Ahead of the new TV series of Hugh Fearnley-Whittingstall's Fish Fight this evening (9.00pm, Channel 4). Seafish, the authority on seafood, has released two statements, which they say, present the facts behind a number of key issues which are expected to be explored in this evening's broadcast.
"Marine Protected Areas (MPAs) are designated areas of our oceans, seas and coasts where species and habitats are protected through legal or other effective means from activities that are damaging. Fishing activities which do not have a significant impact on wildlife will be unaffected, some fishing might need to be restricted in certain areas, but if so, it may be possible to find wildlife-friendly ways to keep working.
"Seafish supports the concept of Marine Protected Areas (MPAs) which can play an important role in protecting the biodiversity and productivity of our seas.
"However, MPAs need to have clear and measurable objectives, as MPAs designed for fisheries management may be quite different to those designed to protect marine biodiversity. There could be some win-wins - for example where a habitat in need of protection also provides an important nursery area for a commercial fish species.

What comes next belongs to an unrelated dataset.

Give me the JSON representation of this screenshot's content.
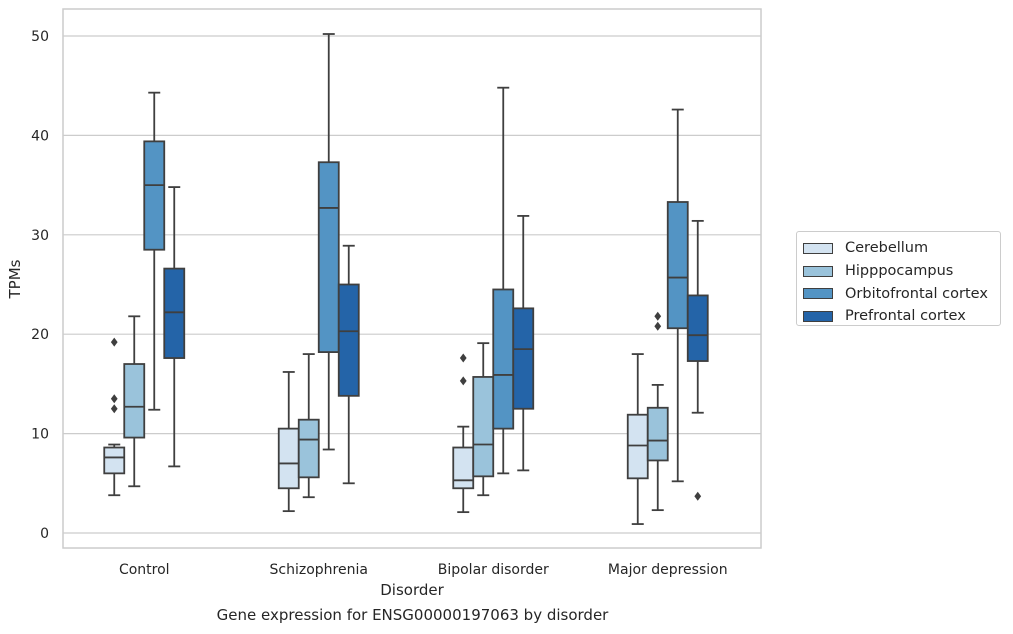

"The Government is in the process of putting in place an ecologically coherent network of Marine Protected Areas as part of a new Marine Planning process. Initial announcements were made at the end of 2012, with new designations coming into force in 2013.
With regards to Scallop dredging, the second statement said: "In 2010, the UK fleet landed 42,700 tonnes of scallops, worth an estimated £54.4m, into UK ports [Marine Management Organisation statistics]. Approximately 60% of UK landed scallops are exported to European countries, particularly France, where UK scallops are held in high regard."
Over 98% of UK landed scallops are caught by vessels using towed fishing gear. There is a misconception that scallop fishermen tow dredges or trawls over every bit of the sea bed. In fact, fishermen know where the species are found and make rational decisions about where to go scallop fishing.
"The severity and extent of the impact of these dredges depend on the nature of the seabed and the overlying water column.
"Dredging may not necessarily be destructive if used in areas with ‘high energy' seabeds (soft or sandy ones that naturally change all the time as a result of normal tide, current and wave action). The key consideration is the resilience of the habitat to scallop dredging.
"Improvements with dredging need to be balanced with an increase in responsibility and accountability of hand-divers, with both taking into account the impact on the environment."
Seafish supports improved management in both sectors, as both have their place in providing food and maintaining a valuable export market for the UK.